President Obama, at his second campaign stop Friday following a dismal June jobs report, dropped a line from his speech in which he cited the faint job growth as a "step in the right direction."
The president had taken heat for the comment from both the Mitt Romney campaign and Republican National Committee.
"Seriously?" Romney spokeswoman Andrea Saul said in an email earlier that drew attention to the remark. She noted the 80,000 jobs recorded in June are far below the 130,000 to 150,000 it takes to keep pace with population growth.
The RNC also circulated a hastily produced Web video, splicing together a news report on the June employment picture with Obama's comment.
But at a stop Friday afternoon in Pittsburgh, his last on a two-day bus tour through Ohio and Pennsylvania, Obama dropped the line -- stressing instead the work that remains.
"We have been fighting back," Obama said. "But what we all understand is that we've got so much more to do. Too many of our friends and family members and neighbors are still out of work. Too many folks still are seeing their home property values under water."
The president is still smarting from saying after the previous monthly jobs report that the private sector's "doing fine." He's also taken criticism from Democrats for allegedly overselling the recovery. Democratic strategist James Carville's firm famously warned last month that struggling voters "are not convinced that we are headed in the right direction."

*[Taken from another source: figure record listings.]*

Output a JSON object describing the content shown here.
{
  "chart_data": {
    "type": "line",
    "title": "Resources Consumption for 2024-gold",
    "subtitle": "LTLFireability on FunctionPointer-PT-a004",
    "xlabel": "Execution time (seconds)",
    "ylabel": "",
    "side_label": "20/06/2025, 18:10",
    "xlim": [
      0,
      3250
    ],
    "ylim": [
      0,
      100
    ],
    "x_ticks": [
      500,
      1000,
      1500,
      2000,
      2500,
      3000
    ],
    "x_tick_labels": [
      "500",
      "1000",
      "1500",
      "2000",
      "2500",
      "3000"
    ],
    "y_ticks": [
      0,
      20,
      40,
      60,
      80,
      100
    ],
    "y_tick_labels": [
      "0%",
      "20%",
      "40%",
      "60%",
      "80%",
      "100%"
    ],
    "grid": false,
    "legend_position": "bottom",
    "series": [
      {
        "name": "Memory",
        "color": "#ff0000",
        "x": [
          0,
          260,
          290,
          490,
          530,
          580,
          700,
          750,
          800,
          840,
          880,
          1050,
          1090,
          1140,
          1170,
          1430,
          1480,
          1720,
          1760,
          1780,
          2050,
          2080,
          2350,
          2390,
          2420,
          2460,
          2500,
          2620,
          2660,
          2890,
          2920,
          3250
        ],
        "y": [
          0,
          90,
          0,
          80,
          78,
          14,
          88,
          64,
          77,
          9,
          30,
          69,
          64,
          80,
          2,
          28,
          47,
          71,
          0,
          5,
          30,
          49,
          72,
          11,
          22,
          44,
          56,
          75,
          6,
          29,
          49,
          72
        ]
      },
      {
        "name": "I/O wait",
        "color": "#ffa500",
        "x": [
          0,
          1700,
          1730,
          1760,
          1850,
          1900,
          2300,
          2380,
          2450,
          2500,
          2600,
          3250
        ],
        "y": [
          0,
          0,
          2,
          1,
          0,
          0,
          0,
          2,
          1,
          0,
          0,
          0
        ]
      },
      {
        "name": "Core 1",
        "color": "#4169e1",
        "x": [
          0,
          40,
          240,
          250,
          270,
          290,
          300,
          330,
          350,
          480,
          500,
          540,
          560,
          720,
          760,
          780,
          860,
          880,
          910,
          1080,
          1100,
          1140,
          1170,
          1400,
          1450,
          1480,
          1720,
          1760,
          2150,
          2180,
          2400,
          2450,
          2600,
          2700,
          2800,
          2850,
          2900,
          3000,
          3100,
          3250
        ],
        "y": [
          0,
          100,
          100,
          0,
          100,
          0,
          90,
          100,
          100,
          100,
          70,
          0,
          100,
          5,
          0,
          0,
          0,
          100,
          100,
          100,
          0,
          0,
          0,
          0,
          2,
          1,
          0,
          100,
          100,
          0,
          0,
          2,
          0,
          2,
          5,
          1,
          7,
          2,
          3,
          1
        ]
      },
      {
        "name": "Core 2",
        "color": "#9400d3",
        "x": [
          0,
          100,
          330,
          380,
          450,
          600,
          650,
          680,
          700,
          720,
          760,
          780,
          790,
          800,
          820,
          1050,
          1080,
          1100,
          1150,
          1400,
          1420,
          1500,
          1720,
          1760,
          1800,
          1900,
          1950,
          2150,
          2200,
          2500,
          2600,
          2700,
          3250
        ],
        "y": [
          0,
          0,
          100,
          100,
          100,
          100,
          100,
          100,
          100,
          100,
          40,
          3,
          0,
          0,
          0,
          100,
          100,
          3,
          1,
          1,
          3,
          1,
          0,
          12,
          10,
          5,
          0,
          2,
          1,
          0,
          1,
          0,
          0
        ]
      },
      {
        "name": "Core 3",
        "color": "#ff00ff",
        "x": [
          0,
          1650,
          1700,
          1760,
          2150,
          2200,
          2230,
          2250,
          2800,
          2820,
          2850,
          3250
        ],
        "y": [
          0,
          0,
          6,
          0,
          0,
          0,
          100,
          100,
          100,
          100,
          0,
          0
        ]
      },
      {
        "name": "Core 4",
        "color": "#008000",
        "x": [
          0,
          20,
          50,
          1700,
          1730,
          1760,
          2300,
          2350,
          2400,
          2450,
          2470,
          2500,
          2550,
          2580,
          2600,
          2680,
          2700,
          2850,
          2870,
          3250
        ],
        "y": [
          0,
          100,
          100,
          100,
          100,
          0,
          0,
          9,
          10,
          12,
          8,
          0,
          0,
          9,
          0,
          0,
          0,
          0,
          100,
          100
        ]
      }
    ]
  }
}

Yet at his first campaign stop Friday, in Poland, Ohio, that's what Obama said.
"You know, we learned this morning that our businesses created 84,000 new jobs last month, and that overall means that businesses have created 4.4 million jobs over the past 28 months, including 500,000 new manufacturing jobs. That's a step in the right direction," Obama said.
He went on to say he wasn't "satisfied with the growth" and wants to grow the economy "even faster."
But the comment quickly became GOP fodder, as did the June jobs report itself.
In the latest report, the Labor Department said employers added a meager 80,000 jobs in June, leaving the unemployment rate unchanged at 8.2 percent. The number of jobs added in June was lower than expected and rounded out a poor second quarter for 2012.
The average number of monthly jobs created in the first quarter of the year was 226,000 -- by contrast, that average in the second quarter was just 75,000.
With the economy typically polling as the top issue in the 2012 race, Obama is now under heavy pressure to demonstrate a turnaround sometime between July and October. A cascade of weak jobs reports between now and then would not bode well for his chances, though the president so far has kept the edge over Romney in many battleground state polls.
As far as Romney's concerned, the president has run out of time. Speaking from New Hampshire on Friday, the Republican presidential candidate said Obama does not "have a plan" for the economy, and he called the latest report a "kick in the gut."
"The president's policies have clearly not been successful in re-igniting this economy," Romney said. "It doesn't have to be this way."